Benjamin Hoff
17.09.2007

Sicherheit von Spielzeug

Beschluss der 3. Verbraucherschutzministerkonferenz (VSMK) am 13./14. September 2007 in Baden-Baden

1. Die VSMK sieht Handlungsbedarf beim Schutz von Kindern vor nicht sicherem Spielzeug. Vor dem Hintergrund der aktuellen Fälle mit gesundheitsgefährdenden Materialien bei importierten Spielwaren aus China sind deutliche Verbesserungen im Interesse des gesundheitlichen Verbraucherschutzes nötig.

2. Die VSMK spricht sich für eine transparente Kennzeichnung von Spielzeug hinsichtlich der Einhaltung der Sicherheitsanforderungen aus.

3. Die VSMK hält das GS-Zeichen („Geprüfte Sicherheit“) nach § 7 des Geräte- und Produktsicherheitsgesetzes (GPSG) für geeignet, um die in einer besonderen Prüfung festgestellte Sicherheit des Spielzeugs deutlich zu machen und diese Information den Verbraucherinnen und Verbrauchern zu vermitteln, und spricht sich daher gegen Überlegungen der EU aus, neben dem CE-Kennzeichen die Verwendung von anderen nationalen Konformitätskennzeichen zu untersagen.

4. Die VSMK fordert die Unternehmen auf, stärker als bisher ihrer Verantwortung gerecht zu werden und die Einhaltung der Sicherheitsanforderungen bei Spielzeug zu gewährleisten sowie dies zu kontrollieren und zu dokumentieren. Die VSMK fordert die Wirtschaft zudem auf, die dem GS-Zeichen zugrunde liegenden Prüfvorschriften als einen zentralen Baustein ihres Sicherheitsmanagements zu nutzen.
Die VSMK bittet den Bund, diesbezüglich Gespräche mit der betroffenen Wirtschaft und ihren Verbänden zu führen.

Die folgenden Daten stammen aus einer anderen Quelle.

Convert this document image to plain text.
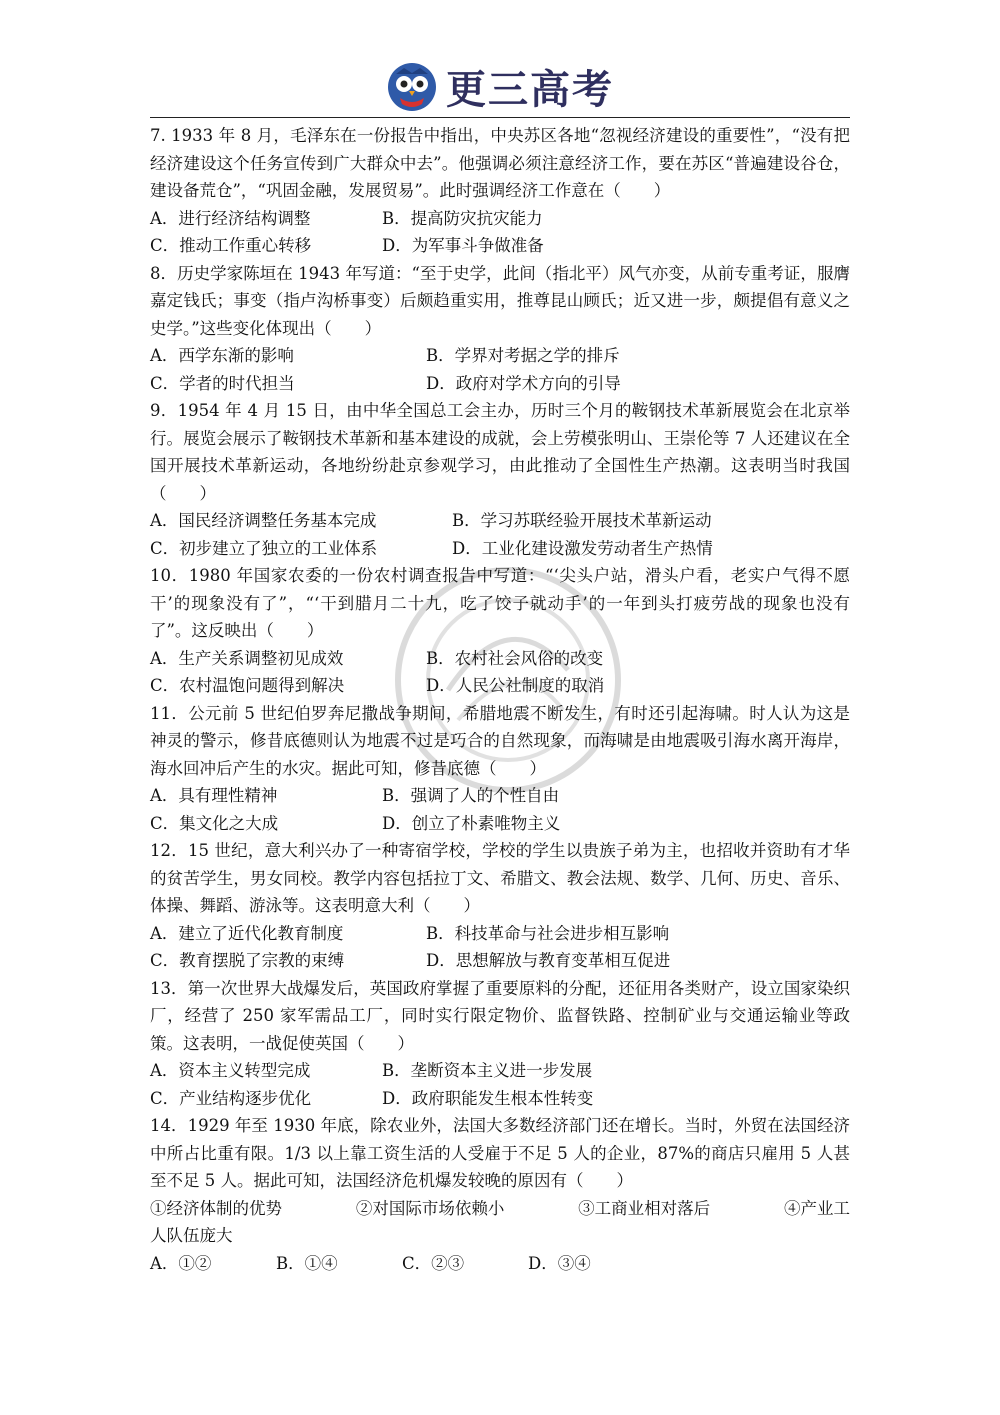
更三高考

7. 1933 年 8 月，毛泽东在一份报告中指出，中央苏区各地“忽视经济建设的重要性”，“没有把经济建设这个任务宣传到广大群众中去”。他强调必须注意经济工作，要在苏区“普遍建设谷仓，建设备荒仓”，“巩固金融，发展贸易”。此时强调经济工作意在（　　）

A．进行经济结构调整	B．提高防灾抗灾能力
C．推动工作重心转移	D．为军事斗争做准备

8．历史学家陈垣在 1943 年写道：“至于史学，此间（指北平）风气亦变，从前专重考证，服膺嘉定钱氏；事变（指卢沟桥事变）后颇趋重实用，推尊昆山顾氏；近又进一步，颇提倡有意义之史学。”这些变化体现出（　　）

A．西学东渐的影响	B．学界对考据之学的排斥
C．学者的时代担当	D．政府对学术方向的引导

9．1954 年 4 月 15 日，由中华全国总工会主办，历时三个月的鞍钢技术革新展览会在北京举行。展览会展示了鞍钢技术革新和基本建设的成就，会上劳模张明山、王崇伦等 7 人还建议在全国开展技术革新运动，各地纷纷赴京参观学习，由此推动了全国性生产热潮。这表明当时我国（　　）

A．国民经济调整任务基本完成	B．学习苏联经验开展技术革新运动
C．初步建立了独立的工业体系	D．工业化建设激发劳动者生产热情

10．1980 年国家农委的一份农村调查报告中写道：“‘尖头户站，滑头户看，老实户气得不愿干’的现象没有了”，“‘干到腊月二十九，吃了饺子就动手’的一年到头打疲劳战的现象也没有了”。这反映出（　　）

A．生产关系调整初见成效	B．农村社会风俗的改变
C．农村温饱问题得到解决	D．人民公社制度的取消

11．公元前 5 世纪伯罗奔尼撒战争期间，希腊地震不断发生，有时还引起海啸。时人认为这是神灵的警示，修昔底德则认为地震不过是巧合的自然现象，而海啸是由地震吸引海水离开海岸，海水回冲后产生的水灾。据此可知，修昔底德（　　）

A．具有理性精神	B．强调了人的个性自由
C．集文化之大成	D．创立了朴素唯物主义

12．15 世纪，意大利兴办了一种寄宿学校，学校的学生以贵族子弟为主，也招收并资助有才华的贫苦学生，男女同校。教学内容包括拉丁文、希腊文、教会法规、数学、几何、历史、音乐、体操、舞蹈、游泳等。这表明意大利（　　）

A．建立了近代化教育制度	B．科技革命与社会进步相互影响
C．教育摆脱了宗教的束缚	D．思想解放与教育变革相互促进

13．第一次世界大战爆发后，英国政府掌握了重要原料的分配，还征用各类财产，设立国家染织厂，经营了 250 家军需品工厂，同时实行限定物价、监督铁路、控制矿业与交通运输业等政策。这表明，一战促使英国（　　）

A．资本主义转型完成	B．垄断资本主义进一步发展
C．产业结构逐步优化	D．政府职能发生根本性转变

14．1929 年至 1930 年底，除农业外，法国大多数经济部门还在增长。当时，外贸在法国经济中所占比重有限。1/3 以上靠工资生活的人受雇于不足 5 人的企业，87%的商店只雇用 5 人甚至不足 5 人。据此可知，法国经济危机爆发较晚的原因有（　　）

①经济体制的优势	②对国际市场依赖小	③工商业相对落后	④产业工

人队伍庞大

A．①②	B．①④	C．②③	D．③④
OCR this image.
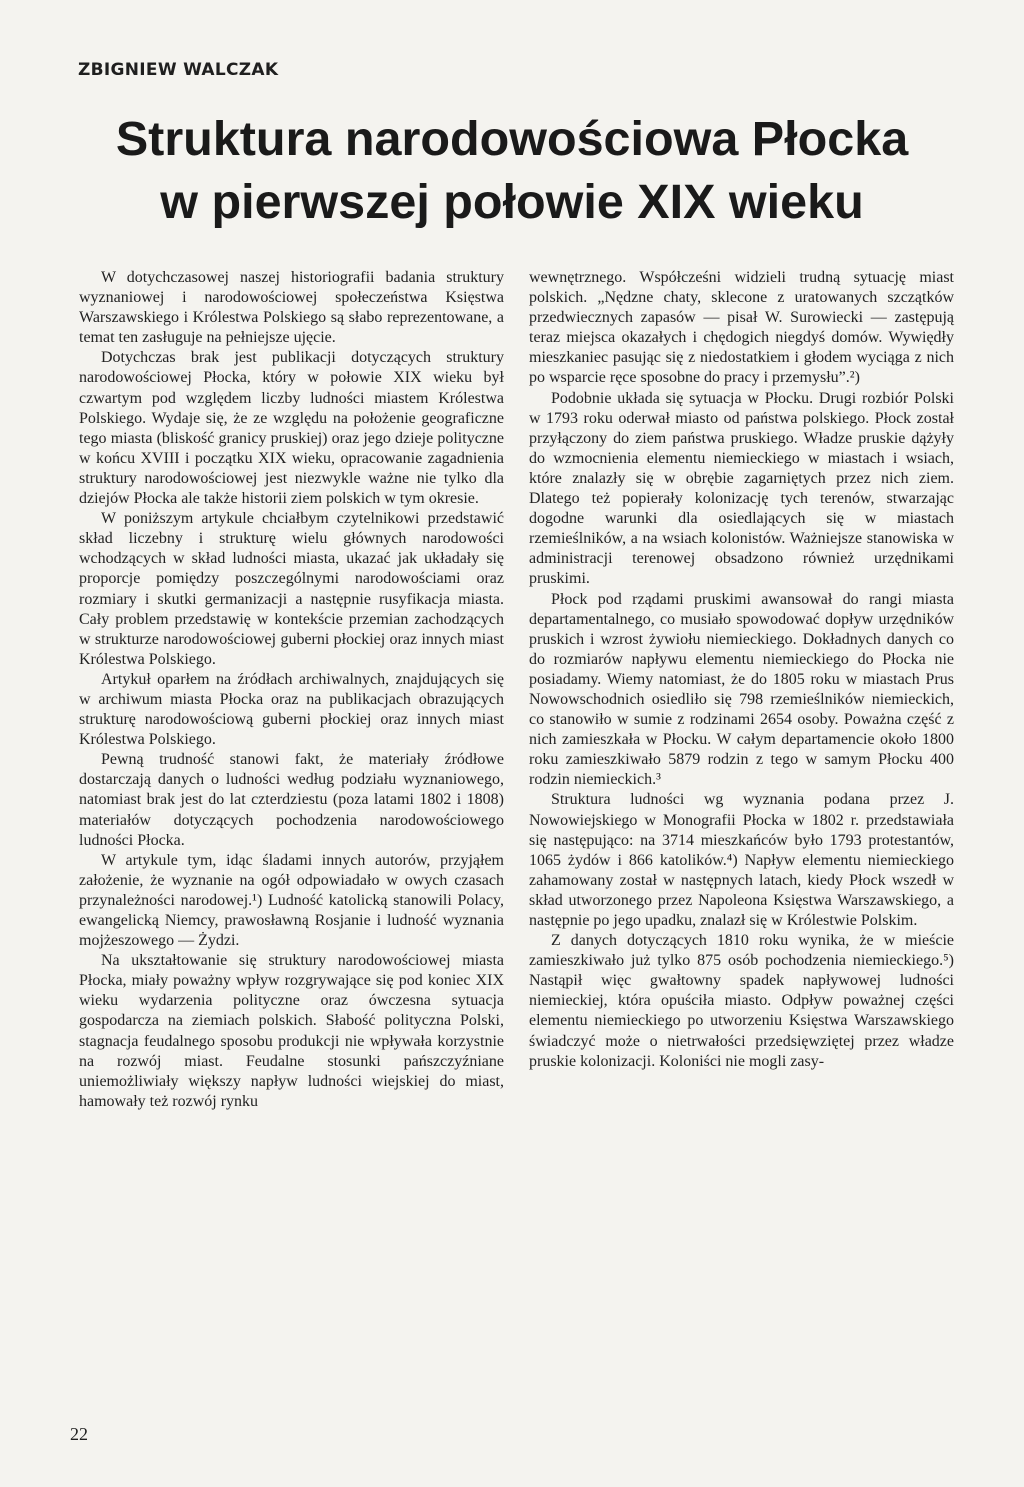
ZBIGNIEW WALCZAK

Struktura narodowościowa Płocka
w pierwszej połowie XIX wieku

W dotychczasowej naszej historiografii badania struktury wyznaniowej i narodowościowej społeczeństwa Księstwa Warszawskiego i Królestwa Polskiego są słabo reprezentowane, a temat ten zasługuje na pełniejsze ujęcie.

Dotychczas brak jest publikacji dotyczących struktury narodowościowej Płocka, który w połowie XIX wieku był czwartym pod względem liczby ludności miastem Królestwa Polskiego. Wydaje się, że ze względu na położenie geograficzne tego miasta (bliskość granicy pruskiej) oraz jego dzieje polityczne w końcu XVIII i początku XIX wieku, opracowanie zagadnienia struktury narodowościowej jest niezwykle ważne nie tylko dla dziejów Płocka ale także historii ziem polskich w tym okresie.

W poniższym artykule chciałbym czytelnikowi przedstawić skład liczebny i strukturę wielu głównych narodowości wchodzących w skład ludności miasta, ukazać jak układały się proporcje pomiędzy poszczególnymi narodowościami oraz rozmiary i skutki germanizacji a następnie rusyfikacja miasta. Cały problem przedstawię w kontekście przemian zachodzących w strukturze narodowościowej guberni płockiej oraz innych miast Królestwa Polskiego.

Artykuł oparłem na źródłach archiwalnych, znajdujących się w archiwum miasta Płocka oraz na publikacjach obrazujących strukturę narodowościową guberni płockiej oraz innych miast Królestwa Polskiego.

Pewną trudność stanowi fakt, że materiały źródłowe dostarczają danych o ludności według podziału wyznaniowego, natomiast brak jest do lat czterdziestu (poza latami 1802 i 1808) materiałów dotyczących pochodzenia narodowościowego ludności Płocka.

W artykule tym, idąc śladami innych autorów, przyjąłem założenie, że wyznanie na ogół odpowiadało w owych czasach przynależności narodowej.¹) Ludność katolicką stanowili Polacy, ewangelicką Niemcy, prawosławną Rosjanie i ludność wyznania mojżeszowego — Żydzi.

Na ukształtowanie się struktury narodowościowej miasta Płocka, miały poważny wpływ rozgrywające się pod koniec XIX wieku wydarzenia polityczne oraz ówczesna sytuacja gospodarcza na ziemiach polskich. Słabość polityczna Polski, stagnacja feudalnego sposobu produkcji nie wpływała korzystnie na rozwój miast. Feudalne stosunki pańszczyźniane uniemożliwiały większy napływ ludności wiejskiej do miast, hamowały też rozwój rynku

wewnętrznego. Współcześni widzieli trudną sytuację miast polskich. „Nędzne chaty, sklecone z uratowanych szczątków przedwiecznych zapasów — pisał W. Surowiecki — zastępują teraz miejsca okazałych i chędogich niegdyś domów. Wywiędły mieszkaniec pasując się z niedostatkiem i głodem wyciąga z nich po wsparcie ręce sposobne do pracy i przemysłu”.²)

Podobnie układa się sytuacja w Płocku. Drugi rozbiór Polski w 1793 roku oderwał miasto od państwa polskiego. Płock został przyłączony do ziem państwa pruskiego. Władze pruskie dążyły do wzmocnienia elementu niemieckiego w miastach i wsiach, które znalazły się w obrębie zagarniętych przez nich ziem. Dlatego też popierały kolonizację tych terenów, stwarzając dogodne warunki dla osiedlających się w miastach rzemieślników, a na wsiach kolonistów. Ważniejsze stanowiska w administracji terenowej obsadzono również urzędnikami pruskimi.

Płock pod rządami pruskimi awansował do rangi miasta departamentalnego, co musiało spowodować dopływ urzędników pruskich i wzrost żywiołu niemieckiego. Dokładnych danych co do rozmiarów napływu elementu niemieckiego do Płocka nie posiadamy. Wiemy natomiast, że do 1805 roku w miastach Prus Nowowschodnich osiedliło się 798 rzemieślników niemieckich, co stanowiło w sumie z rodzinami 2654 osoby. Poważna część z nich zamieszkała w Płocku. W całym departamencie około 1800 roku zamieszkiwało 5879 rodzin z tego w samym Płocku 400 rodzin niemieckich.³

Struktura ludności wg wyznania podana przez J. Nowowiejskiego w Monografii Płocka w 1802 r. przedstawiała się następująco: na 3714 mieszkańców było 1793 protestantów, 1065 żydów i 866 katolików.⁴) Napływ elementu niemieckiego zahamowany został w następnych latach, kiedy Płock wszedł w skład utworzonego przez Napoleona Księstwa Warszawskiego, a następnie po jego upadku, znalazł się w Królestwie Polskim.

Z danych dotyczących 1810 roku wynika, że w mieście zamieszkiwało już tylko 875 osób pochodzenia niemieckiego.⁵) Nastąpił więc gwałtowny spadek napływowej ludności niemieckiej, która opuściła miasto. Odpływ poważnej części elementu niemieckiego po utworzeniu Księstwa Warszawskiego świadczyć może o nietrwałości przedsięwziętej przez władze pruskie kolonizacji. Koloniści nie mogli zasy-

22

5. Die VSMK appelliert an die Verbraucherinnen und Verbraucher, sich beim Kauf von Spielzeug auf Qualität und Kennzeichnung zu orientieren.

6. Um den Verbraucherinnen und Verbrauchern eine sachgerechte Entscheidung anhand der Kennzeichnung zu ermöglichen, wird die Bundesregierung gebeten, sich bei der Europäischen Kommission dafür einzusetzen, dass das EU-Zeichen (Symbol „CE“) nur angebracht werden darf, wenn die strengen Anforderungen inhaltlich und im Verfahren nicht unterschritten werden , nach denen das GS-Zeichen („GS = geprüfte Sicherheit“) von einer zugelassenen Stelle zuerkannt werden kann ("CE+" nach dem Vorbild GS). Die Verschärfung der Nachweisführung bezüglich der Einhaltung der geltenden Sicherheits- und Gesundheitsanforderungen an Spielzeug, durch ein Gütesiegel ähnlich des GS-Zeichens, führt zu
mehr Sicherheit im Verbraucherschutz.
Die VSMK fordert die Bundesregierung auf, sich im Rahmen der Beratungen zur Überarbeitung des New Approach dafür einzusetzen, dass das bewährte deutsche GS-Zeichen erhalten bleibt. Darüber hinaus soll die Bundesregierung die
Initiative ergreifen für die Einführung eines EU-weiten Sicherheitszeichens, das analog dem GS-Zeichen für Produkte vergeben wird,
- die einer umfassenden Sicherheitsbeurteilung unterzogen wurden (nicht auf bestimmte Teilaspekte beschränkt),
- bei denen diese Sicherheitsbeurteilung durch eine neutrale Stelle im Rahmen einer Baumusterprüfung erfolgte,
- bei denen diese neutrale Stelle zusätzlich auch die Fertigung beim Hersteller überwacht.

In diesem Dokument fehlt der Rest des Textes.